The regulatory tilt toward lighter capital treatment is a structural ROE lever for large banks: if managements prioritize buybacks/dividends over new secured lending, equity returns re-rate without a commensurate pick-up in systemic credit risk. That makes large-cap GSIB equities a convex play to regulatory beta — modest capital relief can translate into high single-digit EPS upside over 6–18 months because buybacks amplify per-share metrics quickly. Second-order winners are balance-sheet-intensive mortgage origination lines inside banks; banks recapturing servicing economics will compress margins for independent servicers and platforms that rely on MSR monetization. Expect take-or-pay and servicing-retention economics to shift incrementally: independent servicers face narrower spreads on whole-loan sales and lower MSR revaluation multiples over the next 12–24 months.
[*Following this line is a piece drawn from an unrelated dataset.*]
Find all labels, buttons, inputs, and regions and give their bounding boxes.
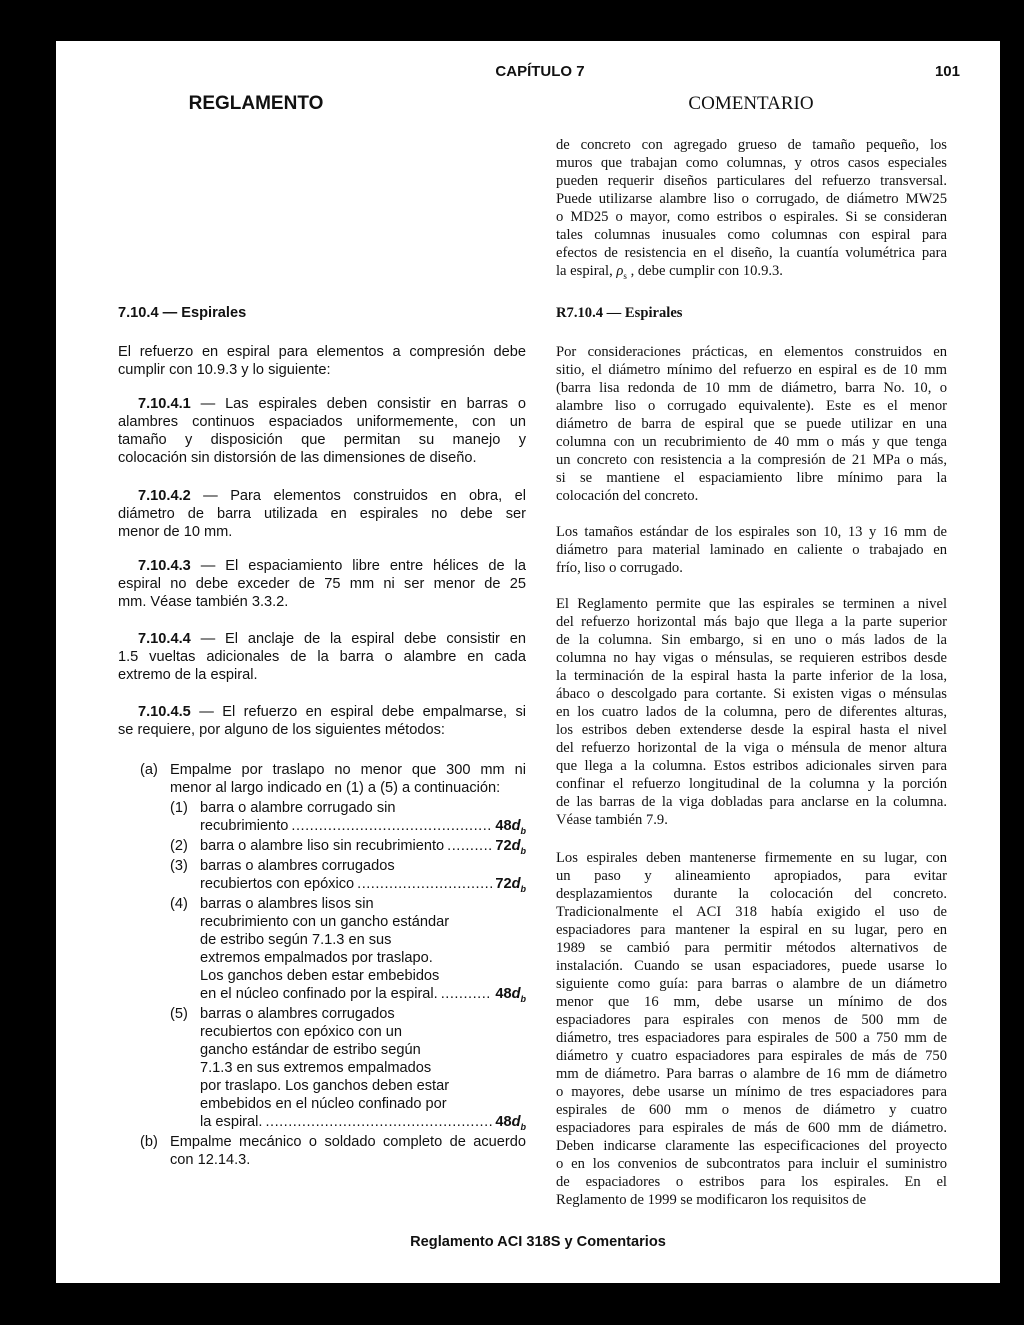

Tail risks cut both ways: a macro shock (recession, rapid credit losses) or a political reversal could force re-tightening, creating sharp mark-to-market losses for levered positions and bank capital instruments within 3–12 months. For the next 6–18 months, monitor three triggers closely — final rule language, bank-level buyback announcements, and changes in non-bank servicing volumes — which will determine whether the market prices a benign ROE re-rate or a risk-on leverage reprise that widens credit spreads.